Questa ennesima dimostrazione della “cultura dello scarto”, per usare le parole di papa Francesco, ha trovato dei sostenitori anche in campo cristiano, come Desmond Tutu, il prelato sudafricano ormai da tempo in drammatico calo di popolarità e visibilità, che ha cercato un rilancio sostenendo la necessità e portando a suo supporto gli ultimi giorni di Nelson Mandela, con il povero Madiba costretto a vivere col sostegno di macchine.

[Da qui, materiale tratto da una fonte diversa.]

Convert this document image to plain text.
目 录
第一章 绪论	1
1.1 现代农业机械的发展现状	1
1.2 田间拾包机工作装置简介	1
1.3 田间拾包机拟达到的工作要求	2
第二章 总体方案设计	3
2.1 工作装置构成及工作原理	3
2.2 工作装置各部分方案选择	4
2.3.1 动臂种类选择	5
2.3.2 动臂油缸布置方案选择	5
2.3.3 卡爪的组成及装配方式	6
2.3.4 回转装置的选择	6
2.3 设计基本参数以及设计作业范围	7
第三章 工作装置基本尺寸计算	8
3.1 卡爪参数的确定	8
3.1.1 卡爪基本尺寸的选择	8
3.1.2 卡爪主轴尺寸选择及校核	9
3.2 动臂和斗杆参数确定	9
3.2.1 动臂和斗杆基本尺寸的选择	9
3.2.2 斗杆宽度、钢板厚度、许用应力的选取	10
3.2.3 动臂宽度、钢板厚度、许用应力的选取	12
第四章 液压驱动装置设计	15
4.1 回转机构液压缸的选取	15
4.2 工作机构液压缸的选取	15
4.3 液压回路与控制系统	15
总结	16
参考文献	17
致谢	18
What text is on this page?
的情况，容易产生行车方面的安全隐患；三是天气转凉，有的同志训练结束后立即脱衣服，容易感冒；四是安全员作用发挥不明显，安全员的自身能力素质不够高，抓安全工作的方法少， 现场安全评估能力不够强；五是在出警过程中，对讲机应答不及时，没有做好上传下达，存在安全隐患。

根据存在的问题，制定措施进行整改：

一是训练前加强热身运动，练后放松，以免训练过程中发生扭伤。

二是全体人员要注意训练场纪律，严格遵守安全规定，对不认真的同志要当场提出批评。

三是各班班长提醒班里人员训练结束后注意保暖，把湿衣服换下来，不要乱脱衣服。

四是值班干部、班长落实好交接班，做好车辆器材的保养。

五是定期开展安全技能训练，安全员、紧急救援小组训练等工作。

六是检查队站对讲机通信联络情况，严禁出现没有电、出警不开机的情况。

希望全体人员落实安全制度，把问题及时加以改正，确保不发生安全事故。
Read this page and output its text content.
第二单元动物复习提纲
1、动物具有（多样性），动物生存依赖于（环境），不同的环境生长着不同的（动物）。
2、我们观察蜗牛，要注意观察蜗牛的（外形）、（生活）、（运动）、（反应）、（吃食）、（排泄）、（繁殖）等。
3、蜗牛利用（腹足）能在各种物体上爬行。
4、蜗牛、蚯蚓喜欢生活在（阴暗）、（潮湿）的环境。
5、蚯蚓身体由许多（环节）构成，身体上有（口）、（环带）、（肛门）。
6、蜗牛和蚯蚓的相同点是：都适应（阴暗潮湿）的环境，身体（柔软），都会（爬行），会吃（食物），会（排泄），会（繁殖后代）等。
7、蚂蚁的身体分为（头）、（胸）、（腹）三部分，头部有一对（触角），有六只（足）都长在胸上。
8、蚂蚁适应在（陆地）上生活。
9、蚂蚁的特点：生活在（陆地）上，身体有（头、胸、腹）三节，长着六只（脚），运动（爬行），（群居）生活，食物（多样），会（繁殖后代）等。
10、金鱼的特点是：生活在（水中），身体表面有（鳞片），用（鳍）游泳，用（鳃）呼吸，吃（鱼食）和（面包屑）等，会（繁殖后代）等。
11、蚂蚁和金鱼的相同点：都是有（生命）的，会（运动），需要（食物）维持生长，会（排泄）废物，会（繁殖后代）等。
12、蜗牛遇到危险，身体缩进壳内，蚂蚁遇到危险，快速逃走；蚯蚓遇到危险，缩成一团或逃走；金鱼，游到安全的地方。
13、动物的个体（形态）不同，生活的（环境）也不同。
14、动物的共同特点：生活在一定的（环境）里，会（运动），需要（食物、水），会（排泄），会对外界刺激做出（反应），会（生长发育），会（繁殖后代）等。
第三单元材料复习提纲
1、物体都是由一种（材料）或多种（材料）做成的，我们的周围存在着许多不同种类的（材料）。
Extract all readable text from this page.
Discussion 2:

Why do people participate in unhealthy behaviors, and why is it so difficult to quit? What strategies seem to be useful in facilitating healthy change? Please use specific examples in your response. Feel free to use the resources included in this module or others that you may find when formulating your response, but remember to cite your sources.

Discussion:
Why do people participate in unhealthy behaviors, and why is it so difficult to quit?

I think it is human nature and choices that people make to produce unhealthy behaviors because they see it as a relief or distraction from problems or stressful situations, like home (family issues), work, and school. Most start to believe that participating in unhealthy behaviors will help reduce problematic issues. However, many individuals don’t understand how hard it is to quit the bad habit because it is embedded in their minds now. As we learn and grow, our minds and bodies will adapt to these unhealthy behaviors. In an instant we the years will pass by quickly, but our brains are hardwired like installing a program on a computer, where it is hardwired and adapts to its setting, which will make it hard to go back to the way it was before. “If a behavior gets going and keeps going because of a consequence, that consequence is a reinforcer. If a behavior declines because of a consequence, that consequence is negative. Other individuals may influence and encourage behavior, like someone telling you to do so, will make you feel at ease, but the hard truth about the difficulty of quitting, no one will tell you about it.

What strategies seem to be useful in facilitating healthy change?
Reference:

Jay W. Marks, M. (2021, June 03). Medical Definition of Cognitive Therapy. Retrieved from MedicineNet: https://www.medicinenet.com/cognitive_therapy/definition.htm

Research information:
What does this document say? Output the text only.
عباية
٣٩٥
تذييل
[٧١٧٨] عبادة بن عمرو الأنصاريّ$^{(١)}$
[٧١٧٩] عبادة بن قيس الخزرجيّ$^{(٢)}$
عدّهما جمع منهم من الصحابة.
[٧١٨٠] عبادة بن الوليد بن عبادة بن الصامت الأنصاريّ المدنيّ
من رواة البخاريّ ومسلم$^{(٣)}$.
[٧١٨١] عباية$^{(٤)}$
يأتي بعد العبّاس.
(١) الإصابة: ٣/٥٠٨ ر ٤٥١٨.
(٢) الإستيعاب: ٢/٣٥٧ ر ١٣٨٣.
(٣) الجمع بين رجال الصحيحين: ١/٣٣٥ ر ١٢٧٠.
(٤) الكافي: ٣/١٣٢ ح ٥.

C’è da chiedersi se il vescovo anglicano sia mai andato a far visita a qualche persona, a qualche pecora del suo gregge, in ospedale, magari anche in una terapia intensiva, o dove fosse mentre l’intero popolo sudafricano trepidava augurandosi che il padre della patria non gli lasciasse e non morisse. E a proposito di anglicani: mentre una chiesa in stato pre-agonico come quella di Inghilterra deliberava nei giorni scorsi di aprire alla possibilità di ordinare delle donne vescovo, il suo ex-primate, Lord Carey, aderiva anch’egli alle proposte di Lord Falconer. Evidentemente un inconscio cupio dissolvi sia dal punto di vista antropologico che da quello ecclesiale. Chi praticherà il suicidio assistito alla Chiesa di Inghilterra? Per fortuna c’è ancora chi si oppone alla cultura dello scarto, in nome di un umanissimo concetto, quello del prendesi cura. L’associazione Care Not Killing non smette di far sentire la sua voce. Il presidente, il dottor Saunders, sottolinea che il Falconer Bill sarebbe pericoloso per le persone più deboli e bisognose di aiuto, come i disabili o chi soffre di depressione. Basti pensare a cosa è accaduto in Belgio dove adesso l’eutanasia può essere praticata anche sui bambini. Care Not Killing, prendersi cura e non uccidere, chiede che si fermi questo trend, e che invece si fornisca maggiore assistenza medica e psicologica, maggiori cure palliative. “Noi non chiediamo una legge restrittiva – ribadisce il dottor Peter Saunders – noi chiediamo che non ci sia mai una legge che tuteli una persona quando aiuta un’altra a uccidersi”. Speriamo che nel Parlamento di Londra venga ascoltato questo appello al buon senso e all’umanità.